Commercial Milk Replacers (CMR’s) 
These are a mixture of dairy based products including skim milk powder, whey, casein and buttermilk. They typically contain 18% fat as opposed to whole milk powder at 28%, and 10% less energy than whole milk. 

Soya CMR’s 
The ingredients vary, but most contain whey (protein and lactose), soya (protein), and vegetable oil (fat). The soya needs trypsin inhibitors added and the starch removed (which is not digestible by the calves). 

The digestibility of these products varies. Poorly digestible products allow more lactose and protein to pass through the abomasum quicker allowing the potential for more bacterial multiplication. Colostrum and whole milk form a good curd which is easily digestible. CMR’s vary and can be checked by submitting a sample to your nearest VetEnt clinic for testing. 

Soya products do not form a clot. Some have been used successfully overseas but work best in controlled environments. They should be fed at 40°C to increase gut motility, increase gastric juices, and protein digestibility. Some experienced calf rearing consultants believe these products should only be used to finish off the rearing process in New Zealand conditions. 

Meal and Roughage 
Good quality meal should always be available. Most meals contain 18 – 20% protein, and should contain a coccidiostat. A successful regime is to have calves eating at least 0.5kg of meal at 8 weeks of age, then to increase to 1 – 1.2kg at weaning until the calf is at least 12 weeks of age or 100Kg. Similarly good quality roughage should be available from birth. Best is meadow hay. This is to assist the development of the rumen so the rumen is fully functioning at the time of weaning. 

Calves from birth should have access to good quality water. 

Good quality housing is essential and there are a few fundamental requirements: 

  • The shed should be sprayed out with a suitable bactericide / virucide such as Vetsan before the new season’s litter is added, then after it is added. 
  • The open side of the calf house should not be exposed to the prevailing winds. 
  • The ventilation should be across the calf house not along the length. 
  • The calves should have plenty of area – suggested 1.2 m2 per calf with a maximum of 20 per pen. 
  • The pens should be filled from one end so that there is no cross contamination of groups. 
  • There should be a good quantity of good quality litter to a depth of at least 10cm. If the litter becomes wet or soiled it should be replaced or have more litter added. 
  • Calves should be housed for at least the first 3 weeks, and once they go out into the paddock have access to shelter. 
  • Areas under the feeding area should be well drained, and any water leaks controlled. 

When calves are brought into the calf shed for the first time their navels must be treated with a good quality iodine based spray. The navel should be checked regularly to make sure that it is drying up and there is no sign of infection. 

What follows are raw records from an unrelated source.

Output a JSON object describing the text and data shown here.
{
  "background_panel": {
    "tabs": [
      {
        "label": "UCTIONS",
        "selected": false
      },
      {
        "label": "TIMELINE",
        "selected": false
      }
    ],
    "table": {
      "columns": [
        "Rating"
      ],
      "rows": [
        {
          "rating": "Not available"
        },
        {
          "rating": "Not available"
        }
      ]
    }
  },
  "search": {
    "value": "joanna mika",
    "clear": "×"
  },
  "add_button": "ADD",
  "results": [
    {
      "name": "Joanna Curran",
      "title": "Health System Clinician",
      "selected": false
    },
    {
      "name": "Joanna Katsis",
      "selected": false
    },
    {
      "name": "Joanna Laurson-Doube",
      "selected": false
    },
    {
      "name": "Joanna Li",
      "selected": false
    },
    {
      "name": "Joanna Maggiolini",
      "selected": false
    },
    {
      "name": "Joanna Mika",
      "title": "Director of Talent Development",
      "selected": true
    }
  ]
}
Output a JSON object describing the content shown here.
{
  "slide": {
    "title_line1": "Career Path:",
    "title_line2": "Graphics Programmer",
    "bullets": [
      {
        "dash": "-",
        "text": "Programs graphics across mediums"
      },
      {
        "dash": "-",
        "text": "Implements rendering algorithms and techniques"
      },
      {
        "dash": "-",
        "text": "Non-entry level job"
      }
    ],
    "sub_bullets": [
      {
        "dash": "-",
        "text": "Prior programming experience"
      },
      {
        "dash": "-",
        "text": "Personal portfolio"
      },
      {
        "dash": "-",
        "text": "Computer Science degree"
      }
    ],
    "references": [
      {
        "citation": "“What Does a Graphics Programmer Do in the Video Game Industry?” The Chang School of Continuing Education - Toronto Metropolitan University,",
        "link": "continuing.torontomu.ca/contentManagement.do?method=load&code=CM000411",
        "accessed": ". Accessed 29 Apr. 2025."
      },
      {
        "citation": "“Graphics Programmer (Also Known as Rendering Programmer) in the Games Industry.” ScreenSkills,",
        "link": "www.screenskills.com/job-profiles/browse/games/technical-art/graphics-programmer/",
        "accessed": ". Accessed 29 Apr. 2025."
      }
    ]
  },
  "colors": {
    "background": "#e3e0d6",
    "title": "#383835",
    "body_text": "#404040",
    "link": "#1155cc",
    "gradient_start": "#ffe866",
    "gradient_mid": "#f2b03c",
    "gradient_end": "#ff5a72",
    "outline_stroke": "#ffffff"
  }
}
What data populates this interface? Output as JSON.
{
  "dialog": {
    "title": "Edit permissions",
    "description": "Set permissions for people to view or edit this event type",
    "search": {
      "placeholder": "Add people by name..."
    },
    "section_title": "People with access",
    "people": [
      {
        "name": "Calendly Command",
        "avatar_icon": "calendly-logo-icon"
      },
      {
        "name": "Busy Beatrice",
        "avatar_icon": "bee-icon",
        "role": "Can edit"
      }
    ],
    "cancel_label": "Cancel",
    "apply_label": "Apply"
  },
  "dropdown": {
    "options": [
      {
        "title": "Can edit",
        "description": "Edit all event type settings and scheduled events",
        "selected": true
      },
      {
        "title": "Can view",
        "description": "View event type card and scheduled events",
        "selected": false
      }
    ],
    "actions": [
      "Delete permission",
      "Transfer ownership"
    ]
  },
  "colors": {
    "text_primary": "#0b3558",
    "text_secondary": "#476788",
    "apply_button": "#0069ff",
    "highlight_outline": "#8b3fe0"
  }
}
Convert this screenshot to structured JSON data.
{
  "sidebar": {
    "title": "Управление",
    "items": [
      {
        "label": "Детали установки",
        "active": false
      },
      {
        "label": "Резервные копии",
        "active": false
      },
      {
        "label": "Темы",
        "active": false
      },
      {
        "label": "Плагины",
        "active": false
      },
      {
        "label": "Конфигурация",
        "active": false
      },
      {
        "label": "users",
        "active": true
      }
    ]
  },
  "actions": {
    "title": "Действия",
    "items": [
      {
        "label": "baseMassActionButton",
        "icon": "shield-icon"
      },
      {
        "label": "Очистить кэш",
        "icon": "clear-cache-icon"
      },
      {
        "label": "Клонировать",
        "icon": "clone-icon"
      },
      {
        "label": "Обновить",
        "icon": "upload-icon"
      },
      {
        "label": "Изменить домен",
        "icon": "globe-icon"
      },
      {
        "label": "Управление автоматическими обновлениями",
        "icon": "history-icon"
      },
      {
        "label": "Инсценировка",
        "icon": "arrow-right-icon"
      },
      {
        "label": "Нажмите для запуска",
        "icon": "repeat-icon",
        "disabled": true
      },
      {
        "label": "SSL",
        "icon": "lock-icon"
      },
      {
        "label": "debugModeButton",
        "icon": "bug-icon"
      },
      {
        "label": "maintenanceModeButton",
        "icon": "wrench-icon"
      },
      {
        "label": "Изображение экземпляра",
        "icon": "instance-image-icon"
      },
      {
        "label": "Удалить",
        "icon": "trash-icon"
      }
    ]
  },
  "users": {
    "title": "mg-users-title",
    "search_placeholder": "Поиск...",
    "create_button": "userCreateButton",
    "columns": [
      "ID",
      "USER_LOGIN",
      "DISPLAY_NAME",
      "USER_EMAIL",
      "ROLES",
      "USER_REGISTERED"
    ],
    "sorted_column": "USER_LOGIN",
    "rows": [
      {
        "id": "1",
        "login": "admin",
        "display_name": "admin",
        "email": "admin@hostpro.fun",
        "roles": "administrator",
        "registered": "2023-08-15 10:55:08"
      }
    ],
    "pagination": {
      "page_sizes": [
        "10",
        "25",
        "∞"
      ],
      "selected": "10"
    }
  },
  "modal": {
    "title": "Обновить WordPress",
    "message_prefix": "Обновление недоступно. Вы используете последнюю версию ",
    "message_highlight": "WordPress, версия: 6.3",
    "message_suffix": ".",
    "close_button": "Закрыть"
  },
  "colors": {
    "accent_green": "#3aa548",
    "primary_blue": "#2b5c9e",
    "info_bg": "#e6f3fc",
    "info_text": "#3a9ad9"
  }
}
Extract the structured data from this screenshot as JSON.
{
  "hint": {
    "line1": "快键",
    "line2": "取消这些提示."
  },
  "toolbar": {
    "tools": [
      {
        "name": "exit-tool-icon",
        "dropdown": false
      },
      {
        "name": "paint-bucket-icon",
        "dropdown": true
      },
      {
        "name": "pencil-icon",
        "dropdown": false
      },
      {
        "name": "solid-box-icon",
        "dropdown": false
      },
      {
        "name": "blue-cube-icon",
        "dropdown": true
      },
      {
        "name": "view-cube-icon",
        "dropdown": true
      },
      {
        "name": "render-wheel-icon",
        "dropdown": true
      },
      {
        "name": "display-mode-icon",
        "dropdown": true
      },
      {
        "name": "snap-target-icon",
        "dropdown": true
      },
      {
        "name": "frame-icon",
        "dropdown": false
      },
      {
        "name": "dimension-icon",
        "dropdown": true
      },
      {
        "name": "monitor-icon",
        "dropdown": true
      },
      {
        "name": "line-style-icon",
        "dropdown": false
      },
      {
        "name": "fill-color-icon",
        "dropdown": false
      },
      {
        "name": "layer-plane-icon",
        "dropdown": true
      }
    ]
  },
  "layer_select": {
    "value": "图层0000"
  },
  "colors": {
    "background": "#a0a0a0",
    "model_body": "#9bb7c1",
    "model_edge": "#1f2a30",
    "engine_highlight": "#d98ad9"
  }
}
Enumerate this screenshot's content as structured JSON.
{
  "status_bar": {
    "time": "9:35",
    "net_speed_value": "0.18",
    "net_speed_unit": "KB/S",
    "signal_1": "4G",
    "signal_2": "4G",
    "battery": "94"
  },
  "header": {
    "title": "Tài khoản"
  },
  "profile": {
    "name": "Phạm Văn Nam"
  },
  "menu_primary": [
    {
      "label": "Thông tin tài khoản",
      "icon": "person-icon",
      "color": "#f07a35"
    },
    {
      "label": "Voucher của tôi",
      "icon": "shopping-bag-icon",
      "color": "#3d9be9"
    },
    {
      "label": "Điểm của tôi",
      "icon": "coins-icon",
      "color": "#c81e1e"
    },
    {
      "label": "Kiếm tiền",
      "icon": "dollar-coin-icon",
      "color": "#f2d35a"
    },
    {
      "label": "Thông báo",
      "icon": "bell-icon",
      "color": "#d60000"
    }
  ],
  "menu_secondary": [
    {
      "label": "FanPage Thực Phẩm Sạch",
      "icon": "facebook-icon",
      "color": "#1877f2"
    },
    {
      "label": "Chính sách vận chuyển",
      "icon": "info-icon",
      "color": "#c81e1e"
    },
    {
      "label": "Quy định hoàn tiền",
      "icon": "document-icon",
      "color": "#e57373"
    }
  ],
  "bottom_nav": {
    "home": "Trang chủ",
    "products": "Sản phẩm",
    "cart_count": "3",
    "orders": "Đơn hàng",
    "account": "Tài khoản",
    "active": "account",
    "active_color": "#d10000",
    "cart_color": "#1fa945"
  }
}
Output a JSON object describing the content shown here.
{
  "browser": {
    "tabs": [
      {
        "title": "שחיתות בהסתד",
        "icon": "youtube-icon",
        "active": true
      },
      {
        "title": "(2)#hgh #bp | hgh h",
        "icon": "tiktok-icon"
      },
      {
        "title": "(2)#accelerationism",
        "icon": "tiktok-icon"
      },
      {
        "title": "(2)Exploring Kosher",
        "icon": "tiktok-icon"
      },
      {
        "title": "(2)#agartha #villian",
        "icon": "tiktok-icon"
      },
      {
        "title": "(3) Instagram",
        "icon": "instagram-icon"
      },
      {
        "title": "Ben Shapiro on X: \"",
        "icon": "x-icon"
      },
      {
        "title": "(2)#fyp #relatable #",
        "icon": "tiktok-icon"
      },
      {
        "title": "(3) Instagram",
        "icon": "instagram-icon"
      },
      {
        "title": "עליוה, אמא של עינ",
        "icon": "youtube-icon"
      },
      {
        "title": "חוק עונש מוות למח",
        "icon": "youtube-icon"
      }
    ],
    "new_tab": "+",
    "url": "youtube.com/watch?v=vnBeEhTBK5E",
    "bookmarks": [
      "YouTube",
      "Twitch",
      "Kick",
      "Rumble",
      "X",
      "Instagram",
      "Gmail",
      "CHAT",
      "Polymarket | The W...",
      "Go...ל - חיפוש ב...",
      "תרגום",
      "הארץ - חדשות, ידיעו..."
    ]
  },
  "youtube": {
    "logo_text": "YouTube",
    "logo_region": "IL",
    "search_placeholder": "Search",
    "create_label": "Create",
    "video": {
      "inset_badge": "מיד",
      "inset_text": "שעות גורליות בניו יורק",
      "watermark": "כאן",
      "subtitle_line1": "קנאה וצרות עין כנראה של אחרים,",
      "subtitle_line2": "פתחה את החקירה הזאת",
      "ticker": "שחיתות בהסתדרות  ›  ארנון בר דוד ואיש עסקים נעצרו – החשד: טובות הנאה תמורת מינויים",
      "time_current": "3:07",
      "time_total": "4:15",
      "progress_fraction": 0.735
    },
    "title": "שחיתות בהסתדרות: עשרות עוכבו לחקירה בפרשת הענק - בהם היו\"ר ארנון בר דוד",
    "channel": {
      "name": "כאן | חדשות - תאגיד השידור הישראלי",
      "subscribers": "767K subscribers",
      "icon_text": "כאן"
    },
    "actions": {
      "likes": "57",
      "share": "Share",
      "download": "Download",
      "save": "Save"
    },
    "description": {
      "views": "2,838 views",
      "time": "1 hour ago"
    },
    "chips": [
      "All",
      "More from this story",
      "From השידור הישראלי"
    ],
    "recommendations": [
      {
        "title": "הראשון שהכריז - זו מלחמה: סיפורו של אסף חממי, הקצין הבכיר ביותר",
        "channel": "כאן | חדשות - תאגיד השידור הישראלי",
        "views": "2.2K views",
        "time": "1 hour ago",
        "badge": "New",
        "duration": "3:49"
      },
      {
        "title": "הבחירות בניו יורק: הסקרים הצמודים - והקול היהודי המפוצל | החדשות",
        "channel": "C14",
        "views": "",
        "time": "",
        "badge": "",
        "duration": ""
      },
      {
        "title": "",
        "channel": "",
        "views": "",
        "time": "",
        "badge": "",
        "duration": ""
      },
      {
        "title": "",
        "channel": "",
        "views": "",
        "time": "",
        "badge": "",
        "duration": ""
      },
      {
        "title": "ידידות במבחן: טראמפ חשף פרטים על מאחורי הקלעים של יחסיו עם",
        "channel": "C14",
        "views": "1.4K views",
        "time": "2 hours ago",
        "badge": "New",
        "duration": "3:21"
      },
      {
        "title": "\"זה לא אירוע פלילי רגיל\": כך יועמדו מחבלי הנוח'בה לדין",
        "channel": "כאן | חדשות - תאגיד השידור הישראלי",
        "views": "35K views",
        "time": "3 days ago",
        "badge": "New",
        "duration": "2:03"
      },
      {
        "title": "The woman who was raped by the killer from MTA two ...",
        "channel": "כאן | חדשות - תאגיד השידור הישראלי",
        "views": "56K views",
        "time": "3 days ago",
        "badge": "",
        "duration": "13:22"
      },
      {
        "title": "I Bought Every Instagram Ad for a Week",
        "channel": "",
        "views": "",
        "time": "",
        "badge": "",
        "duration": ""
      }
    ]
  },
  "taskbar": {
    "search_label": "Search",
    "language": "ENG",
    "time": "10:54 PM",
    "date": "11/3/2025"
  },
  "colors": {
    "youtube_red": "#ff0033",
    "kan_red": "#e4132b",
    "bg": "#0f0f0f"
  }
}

Weaning is a very stressful time for calves and the transition should be smooth with the continuation of meal feeding for the first month after weaning. 

Scouring calves 

  • Once the calves are off meal that has had coccidiostat added there is a danger that they may get Coccidiosis. This will require treatment. 
  • Yersiniosis can be a problem associated with the stress of weaning. 
  • Control worms by watching for signs of worms and using a regular treatment programme. 

Nitrate Poisoning 

This can happen at any time but usually at the time when grass is very rapidly growing – over the summer in the good times and the autumn, and often with new grass. Symptoms include cattle found dead, staggery, or down. The mucus membranes (inside the mouth and under the eyelids) appear brown or muddy. If treatment is started quickly, cattle can be saved; there is a very good antidote. As a preventative, grass samples can be taken to check the nitrate levels. 

Performance Monitoring and Target Weights 

If farmers are able to weigh their own animals this is a very good management tool. Target weights can be set according to the breed, and the animals monitored.